I would much, much rather that the Fed err on the upside, and we get a little too much inflation, and lots of growth, than the Fed err on the downside, and we get price stability and little growth.

The results in Japan of low inflation-deflation are spooky.

China and Korea, on the other hand, have moderate inflation and robust growth.

Let's join Korea and China, I say.

Jeez, what is wrong with some old-fashioned boom times, growth and moderate inflation?
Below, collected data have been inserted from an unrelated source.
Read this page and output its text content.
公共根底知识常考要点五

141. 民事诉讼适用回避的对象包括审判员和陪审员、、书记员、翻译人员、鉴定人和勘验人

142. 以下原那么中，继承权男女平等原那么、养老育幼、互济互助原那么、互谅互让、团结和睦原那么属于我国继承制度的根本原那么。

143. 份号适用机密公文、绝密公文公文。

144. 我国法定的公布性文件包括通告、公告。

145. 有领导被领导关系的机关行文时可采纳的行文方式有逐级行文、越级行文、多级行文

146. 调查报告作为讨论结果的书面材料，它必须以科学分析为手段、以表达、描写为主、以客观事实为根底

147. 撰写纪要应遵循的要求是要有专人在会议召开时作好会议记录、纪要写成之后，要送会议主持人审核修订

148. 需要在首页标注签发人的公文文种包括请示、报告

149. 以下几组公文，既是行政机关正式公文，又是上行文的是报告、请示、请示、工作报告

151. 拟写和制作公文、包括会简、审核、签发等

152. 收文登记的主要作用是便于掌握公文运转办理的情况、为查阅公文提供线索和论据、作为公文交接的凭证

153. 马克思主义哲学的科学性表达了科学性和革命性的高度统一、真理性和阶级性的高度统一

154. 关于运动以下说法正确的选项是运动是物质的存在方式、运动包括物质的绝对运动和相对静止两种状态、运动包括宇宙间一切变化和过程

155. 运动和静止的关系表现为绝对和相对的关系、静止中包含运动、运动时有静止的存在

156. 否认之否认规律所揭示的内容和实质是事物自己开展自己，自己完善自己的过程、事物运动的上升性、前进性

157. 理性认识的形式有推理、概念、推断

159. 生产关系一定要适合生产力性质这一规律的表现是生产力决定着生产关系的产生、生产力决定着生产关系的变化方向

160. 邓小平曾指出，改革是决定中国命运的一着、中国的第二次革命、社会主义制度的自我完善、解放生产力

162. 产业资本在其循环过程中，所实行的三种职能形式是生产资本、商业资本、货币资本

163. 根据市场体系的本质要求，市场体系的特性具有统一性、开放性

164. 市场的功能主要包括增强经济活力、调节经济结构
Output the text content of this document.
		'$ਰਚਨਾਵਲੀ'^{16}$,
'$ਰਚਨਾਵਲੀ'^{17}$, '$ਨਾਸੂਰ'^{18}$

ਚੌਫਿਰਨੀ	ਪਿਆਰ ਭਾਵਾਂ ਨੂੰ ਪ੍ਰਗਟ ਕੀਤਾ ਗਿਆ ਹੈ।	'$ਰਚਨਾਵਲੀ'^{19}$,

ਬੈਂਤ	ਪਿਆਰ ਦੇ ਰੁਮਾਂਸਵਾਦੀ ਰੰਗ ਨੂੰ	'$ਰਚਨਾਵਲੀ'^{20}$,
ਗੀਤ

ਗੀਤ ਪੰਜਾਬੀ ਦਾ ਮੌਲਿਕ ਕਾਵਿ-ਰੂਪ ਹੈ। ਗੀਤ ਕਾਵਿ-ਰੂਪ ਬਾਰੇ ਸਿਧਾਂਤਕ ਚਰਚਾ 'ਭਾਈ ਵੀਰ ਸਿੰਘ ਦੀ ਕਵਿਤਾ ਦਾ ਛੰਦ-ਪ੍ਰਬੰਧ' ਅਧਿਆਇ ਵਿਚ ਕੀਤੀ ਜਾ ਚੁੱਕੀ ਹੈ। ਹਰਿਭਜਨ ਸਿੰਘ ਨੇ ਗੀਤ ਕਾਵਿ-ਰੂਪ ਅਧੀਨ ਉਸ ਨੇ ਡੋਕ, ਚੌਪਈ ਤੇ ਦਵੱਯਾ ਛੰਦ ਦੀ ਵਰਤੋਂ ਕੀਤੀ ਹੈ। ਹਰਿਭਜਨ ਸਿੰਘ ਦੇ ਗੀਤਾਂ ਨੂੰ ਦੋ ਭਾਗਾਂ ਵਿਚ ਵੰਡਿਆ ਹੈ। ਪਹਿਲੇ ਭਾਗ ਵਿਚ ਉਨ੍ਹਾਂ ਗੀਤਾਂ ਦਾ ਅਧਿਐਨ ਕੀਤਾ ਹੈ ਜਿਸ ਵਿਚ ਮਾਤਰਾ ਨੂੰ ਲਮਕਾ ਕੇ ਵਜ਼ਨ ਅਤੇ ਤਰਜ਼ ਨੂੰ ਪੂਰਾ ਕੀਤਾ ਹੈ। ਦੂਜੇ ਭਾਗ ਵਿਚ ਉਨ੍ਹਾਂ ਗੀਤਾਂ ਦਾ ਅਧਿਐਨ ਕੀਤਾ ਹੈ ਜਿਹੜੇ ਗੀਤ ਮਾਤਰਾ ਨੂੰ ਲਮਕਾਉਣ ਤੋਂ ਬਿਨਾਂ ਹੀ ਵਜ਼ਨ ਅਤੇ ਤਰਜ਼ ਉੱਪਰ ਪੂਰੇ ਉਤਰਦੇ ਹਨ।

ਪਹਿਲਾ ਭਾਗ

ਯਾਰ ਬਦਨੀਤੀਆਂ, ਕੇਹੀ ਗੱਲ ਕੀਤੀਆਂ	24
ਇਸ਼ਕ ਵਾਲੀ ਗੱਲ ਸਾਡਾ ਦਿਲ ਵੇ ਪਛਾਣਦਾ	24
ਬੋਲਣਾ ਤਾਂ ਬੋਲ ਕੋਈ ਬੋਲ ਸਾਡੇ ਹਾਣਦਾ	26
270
The 1990s I liked.

Let it rip.

Benjamin Cole said...

BTW, this is a fun little service that ranks the ratio of positive to negative headlines in the WSJ. A type of leading or coincident indicator.

Public Library said...


All you need to know about real estate from a free market real estate investor.

Summary: the Fed and Government are your problem, not part of your solution.

Benjamin Cole said...


The Hayek-Mises-gold fetish crowd just does not appeal to me.

Listen, since the world went off the gold standard, we have had the greatest economic boom of all time.

I could even venture that today, on the entire globe, the only people left in poverty are those living in repressive non-market or corrupt regimes, or that do have have good work ethics.

Silver has ralled more than gold this year. So has palladium. How about silver-backed currencies? It just gets more nutty the more you think about it.

Friedman was against the gold standard, said it resulted in men rooting around like moles, instead of acting productively.

Frankly, right now we should be dumping currency onto the sidewalks of lower-income neighborhoods in the dead of night. That would stimulate demand, reviving our economy.

Show me a c-note, and I will work.

If I have a reservation about QE, it places cash in the hands of people who might not spend or invest it anyway.

My other idea is a national lotto, that pay out 200 percent of bets taken.